Le décret du 26 juin 2026 fait entrer les CAMSP et les CMPP dans un cadre contemporain, aligné sur les exigences de qualité du secteur médico-social. Pour les associations gestionnaires, le message est double : d'un côté, une reconnaissance de leurs missions, avec un accès direct préservé et une prévention élargie ; de l'autre, une exigence accrue, avec des recommandations HAS désormais opposables et un pilotage par les données renforcé. Les structures qui prendront l'initiative de la mise en conformité aborderont les prochaines évaluations en position de force.

Sources officielles

Cet article s'appuie sur le décret n° 2026-580 du 26 juin 2026 relatif aux missions, à l'organisation et au fonctionnement des centres d'action médico-sociale précoce (CAMSP) et des centres médico-psycho-pédagogiques (CMPP), publié au Journal officiel du 1er juillet 2026, ainsi que sur l'avis du CNCPH du 16 avril 2026 rendu sur le projet de texte.

Questions fréquentes

Quand le décret CAMSP et CMPP entre-t-il en vigueur ?

Le décret n° 2026-580 du 26 juin 2026 a été publié au Journal officiel du 1er juillet 2026 et est entré en vigueur le lendemain de sa publication, soit le 2 juillet 2026.

Que remplace exactement ce décret ?

Il abroge les annexes 32 et 32 bis du décret n° 46-1834 du 20 août 1946, complétées en 1956 puis 1976, qui régissaient jusqu'ici les CMPP et les CAMSP, et les remplace par deux cahiers des charges insérés en annexes du Code de l'action sociale et des familles.

Que signifie l'opposabilité des recommandations de la HAS ?

Les recommandations de bonnes pratiques professionnelles de la Haute Autorité de santé deviennent un référentiel juridiquement opposable aux CAMSP et CMPP : les pratiques des centres peuvent être appréciées à leur aune, notamment lors des contrôles et évaluations conduits sous l'égide des autorités compétentes.

Faut-il une orientation de la MDPH pour s'adresser à un CAMSP ?

Non.
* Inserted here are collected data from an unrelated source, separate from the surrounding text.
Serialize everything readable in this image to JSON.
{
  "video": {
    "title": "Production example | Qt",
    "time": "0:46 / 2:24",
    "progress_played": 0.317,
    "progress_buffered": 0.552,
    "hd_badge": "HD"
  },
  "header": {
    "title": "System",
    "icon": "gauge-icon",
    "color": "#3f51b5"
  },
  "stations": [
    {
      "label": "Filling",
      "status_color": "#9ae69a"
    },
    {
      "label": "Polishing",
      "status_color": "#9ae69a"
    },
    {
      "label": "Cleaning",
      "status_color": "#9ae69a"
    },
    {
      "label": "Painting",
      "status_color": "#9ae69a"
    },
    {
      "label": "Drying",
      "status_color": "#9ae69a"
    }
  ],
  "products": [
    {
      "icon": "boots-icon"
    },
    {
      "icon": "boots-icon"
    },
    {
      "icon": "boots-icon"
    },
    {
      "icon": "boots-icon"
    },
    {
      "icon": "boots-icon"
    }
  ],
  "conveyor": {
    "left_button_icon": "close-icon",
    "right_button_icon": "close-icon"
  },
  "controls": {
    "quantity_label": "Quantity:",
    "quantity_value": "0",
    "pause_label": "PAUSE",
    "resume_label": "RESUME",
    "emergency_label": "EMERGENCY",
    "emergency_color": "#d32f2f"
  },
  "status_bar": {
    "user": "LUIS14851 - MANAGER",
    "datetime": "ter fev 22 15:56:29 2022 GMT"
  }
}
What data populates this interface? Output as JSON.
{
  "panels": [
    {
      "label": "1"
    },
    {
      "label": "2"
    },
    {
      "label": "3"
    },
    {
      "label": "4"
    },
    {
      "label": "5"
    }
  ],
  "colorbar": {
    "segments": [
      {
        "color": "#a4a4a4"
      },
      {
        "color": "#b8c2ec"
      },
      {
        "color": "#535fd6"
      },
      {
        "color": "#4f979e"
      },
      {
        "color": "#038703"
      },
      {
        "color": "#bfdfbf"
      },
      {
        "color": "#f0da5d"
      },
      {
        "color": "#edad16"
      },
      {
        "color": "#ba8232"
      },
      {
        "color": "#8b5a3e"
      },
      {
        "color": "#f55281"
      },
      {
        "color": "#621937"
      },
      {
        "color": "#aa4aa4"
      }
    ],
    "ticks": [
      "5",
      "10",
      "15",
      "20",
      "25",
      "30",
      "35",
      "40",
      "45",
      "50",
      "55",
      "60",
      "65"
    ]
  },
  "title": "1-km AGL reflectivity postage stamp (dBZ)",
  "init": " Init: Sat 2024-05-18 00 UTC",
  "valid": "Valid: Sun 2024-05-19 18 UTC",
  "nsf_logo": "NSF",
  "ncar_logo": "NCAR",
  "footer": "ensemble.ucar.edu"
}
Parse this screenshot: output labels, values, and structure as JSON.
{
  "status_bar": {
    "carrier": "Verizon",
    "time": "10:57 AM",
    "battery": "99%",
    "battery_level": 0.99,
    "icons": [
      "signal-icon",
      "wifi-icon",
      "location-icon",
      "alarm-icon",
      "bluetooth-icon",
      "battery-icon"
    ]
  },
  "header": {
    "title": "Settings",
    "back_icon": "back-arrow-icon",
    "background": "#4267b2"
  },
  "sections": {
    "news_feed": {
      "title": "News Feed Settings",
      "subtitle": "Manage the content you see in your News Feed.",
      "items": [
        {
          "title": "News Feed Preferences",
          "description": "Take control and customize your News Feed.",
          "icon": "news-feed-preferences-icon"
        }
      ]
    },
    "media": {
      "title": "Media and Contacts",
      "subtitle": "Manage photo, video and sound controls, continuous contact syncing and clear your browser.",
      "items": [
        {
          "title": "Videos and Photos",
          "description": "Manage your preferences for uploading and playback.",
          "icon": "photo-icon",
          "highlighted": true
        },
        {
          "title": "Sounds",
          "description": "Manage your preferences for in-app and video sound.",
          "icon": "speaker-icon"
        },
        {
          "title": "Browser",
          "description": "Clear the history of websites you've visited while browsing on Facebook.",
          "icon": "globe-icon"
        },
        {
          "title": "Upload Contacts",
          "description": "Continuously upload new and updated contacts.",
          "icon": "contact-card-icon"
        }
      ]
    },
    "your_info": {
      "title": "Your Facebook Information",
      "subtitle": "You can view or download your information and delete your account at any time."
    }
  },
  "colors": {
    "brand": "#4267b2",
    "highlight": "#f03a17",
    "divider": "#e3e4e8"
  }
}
L'accès direct est consacré : les familles peuvent s'adresser à un CAMSP sans orientation préalable de la MDPH ou de la CDAPH, ce qui favorise la précocité du repérage et des interventions chez les enfants de la naissance à six ans.

Que doivent faire en priorité les associations gestionnaires ?

Confronter leur projet d'établissement aux nouveaux cahiers des charges, cartographier les recommandations HAS applicables et former les équipes, mettre à jour leurs documents institutionnels et leur conformité RGPD, et préparer le dialogue avec l'ARS sur la base du nouveau référentiel.